Gee, I wonder why? Actually, NBC News does a pretty good job of explaining why crime has begun to resonate in the midterm elections, especially in key Senate races. They may not connect all of the dots, but at least they aren’t claiming that Republicans are creating this issue out of whole cloth.

Even if the framing here has more than a whiff of the Republicans Pounce!® narrative, it’s because crime has become an acute issue for voters:

Republicans have unleashed a barrage of negative ads in the final weeks of the midterms that hammer Democrats on crime.

In at least two states, the strategy appears to be taking hold.

Recent polling suggests that after GOP Senate candidates zeroed in on crime in Wisconsin and Pennsylvania, the trajectory of the races shifted. In Wisconsin in particular, the negative ads have relentlessly targeted Democratic Lt. Gov. Mandela Barnes, who is challenging Sen. Ron Johnson.

Pouncing Republicans often pounce on crime when they’re not seizing on it, NBC helpfully explains. However, the pouncing in this cycle is especially effective at seizing momentum in large part because, y’know, crime has gone through the roof over the last two years and Democrats refuse to do anything about it.

Except, of course, to try to slough off criticisms of rising crime rates by breaking out the Racist Dog Whistle® dismissal:

Although Republicans have long turned to a playbook of attacking Democrats for not being tough enough on crime, pollsters like Franklin and strategists interviewed by NBC News said the strategy seems particularly effective this year amid rising crime rates across the U.S. and elevated voter concerns about the issue. Some Democrats have argued that Republicans are deploying scare tactics and racist dog whistles on purpose to mislead voters about their rivals.

But some Democrats have also grown alarmed that the attacks are resonating. Several Wisconsin Democrats said in interviews that Barnes knew the attacks were coming and are concerned the campaign hasn’t done more to keep the issue from becoming a defining aspect of the race.

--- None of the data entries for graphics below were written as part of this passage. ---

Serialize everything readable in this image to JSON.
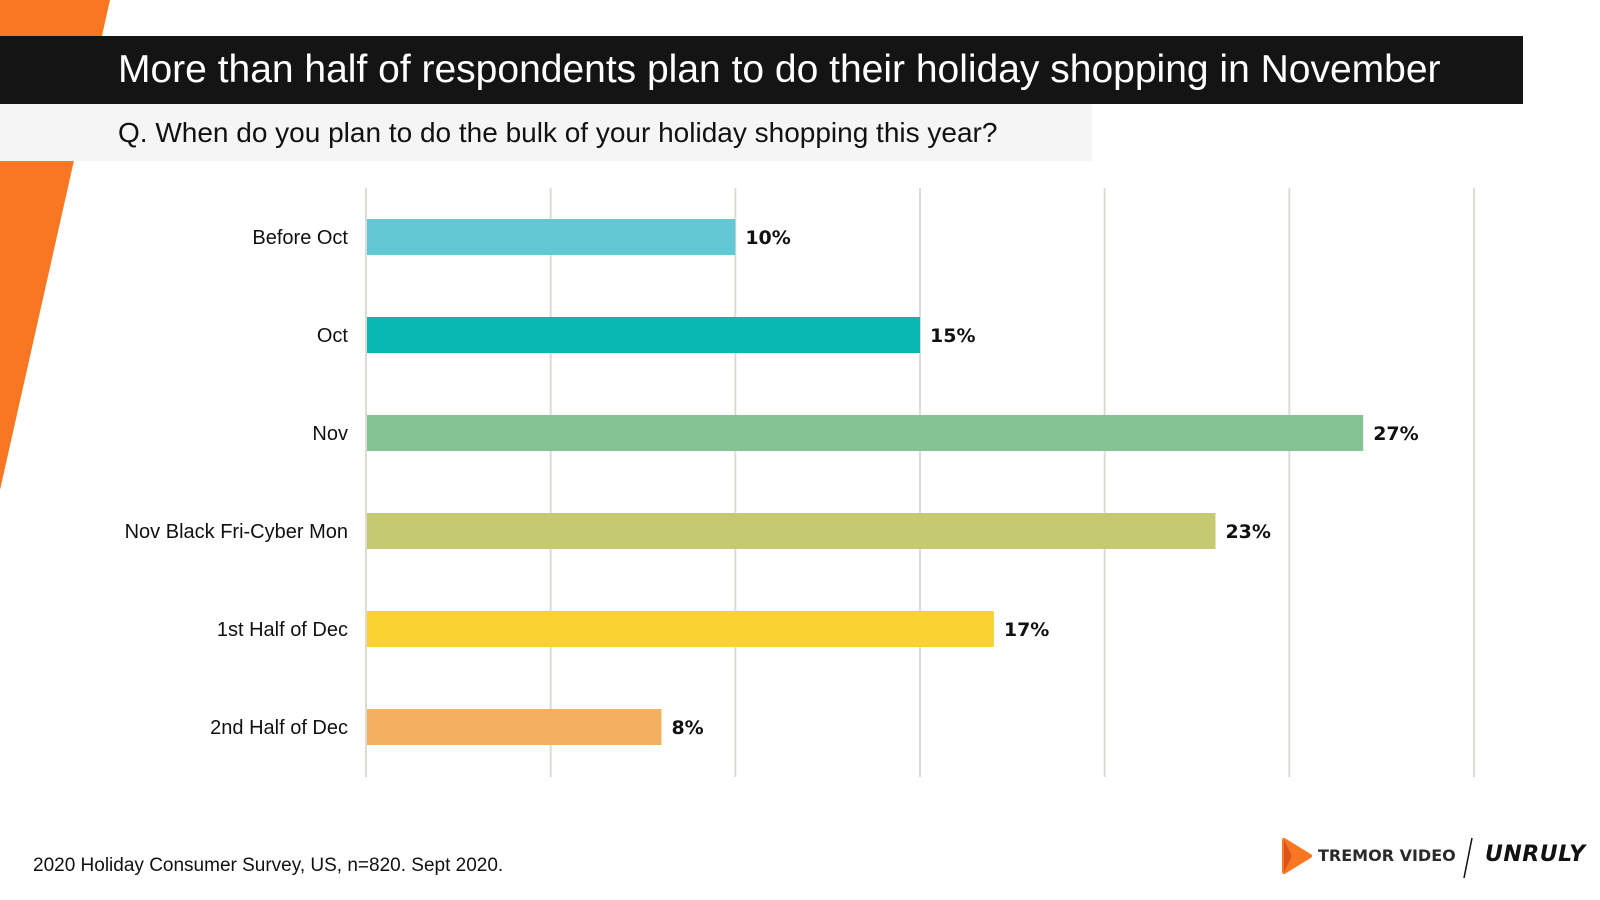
{
  "header": {
    "title": "More than half of respondents plan to do their holiday shopping in November",
    "question": "Q. When do you plan to do the bulk of your holiday shopping this year?"
  },
  "chart_data": {
    "type": "bar",
    "orientation": "horizontal",
    "title": "More than half of respondents plan to do their holiday shopping in November",
    "categories": [
      "Before Oct",
      "Oct",
      "Nov",
      "Nov Black Fri-Cyber Mon",
      "1st Half of Dec",
      "2nd Half of Dec"
    ],
    "values": [
      10,
      15,
      27,
      23,
      17,
      8
    ],
    "value_labels": [
      "10%",
      "15%",
      "27%",
      "23%",
      "17%",
      "8%"
    ],
    "colors": [
      "#63c7d4",
      "#0ab8b3",
      "#86c394",
      "#c4c972",
      "#f9d232",
      "#f3b060"
    ],
    "xlim": [
      0,
      30
    ],
    "grid_step": 5,
    "grid": true,
    "xlabel": "",
    "ylabel": "",
    "legend": "none"
  },
  "footer": {
    "source": "2020 Holiday Consumer Survey, US, n=820. Sept 2020."
  },
  "logos": {
    "tremor": "TREMOR VIDEO",
    "unruly": "UNRULY"
  },
  "colors": {
    "accent_orange": "#f97723",
    "title_bar": "#141414",
    "question_bar": "#f5f5f5",
    "gridline": "#dcdcd4"
  }
}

The attacks are resonating because crime isn’t just a “dog whistle.” It has become an unpleasant reality of the American daily lived experience, one that Democrats made much worse with their Defund the Police support a couple of years ago and the refusal by Joe Biden and Democratic leadership to take seriously ever since. Crime is still ticking upward, and yet Democrats have done nothing about it after nearly two full years of control of Congress — not even passing an easy lay-up of a police funding bill, thanks to progressive refusal to address the issue.

Voters experience this a lot more personally than most do with abortion, and yet the latter is all that Democrats want to discuss. Harry Enten warned two days ago on CNN’s New Day that crime would become a potent issue in the home stretch of the midterms (via Grabien):

ENTEN: “Crime and abortion, because both of those, the placement on that chart was surprising to me, so I was interested, what are people searching for on Google? What is it that comes to their minds? So this is Google searches, crime vs. Abortion, the percentage among those who searched for either. Look around the time that Roe v. Wade was overturned in June, crime was just at 30% of all the searches that people were searching between crime and abortion. Abortion was at 70%. In May, again, abortion higher than crime, in July it was basically tied, abortion slightly higher than crime, but look now in September, crime 71% to just 29% for abortion. That is basically back to the pre-Roe v. Wade overturning sort of baseline, where we were back in April when crime was making up 74% of the searches versus abortion at just 26%.”

Voters decide on candidates based primarily on their lived experiences. What have Democrats contributed to that over the past two years? Massive inflation, huge spikes in crime, and a historic border crisis — all of which they have ignored while pursuing the progressives’ Green New Deal hobby-horse agenda. Republicans don’t need to pounce or seize on those issues. They only need to remind voters of the misery in which they live and who has been in charge while creating it.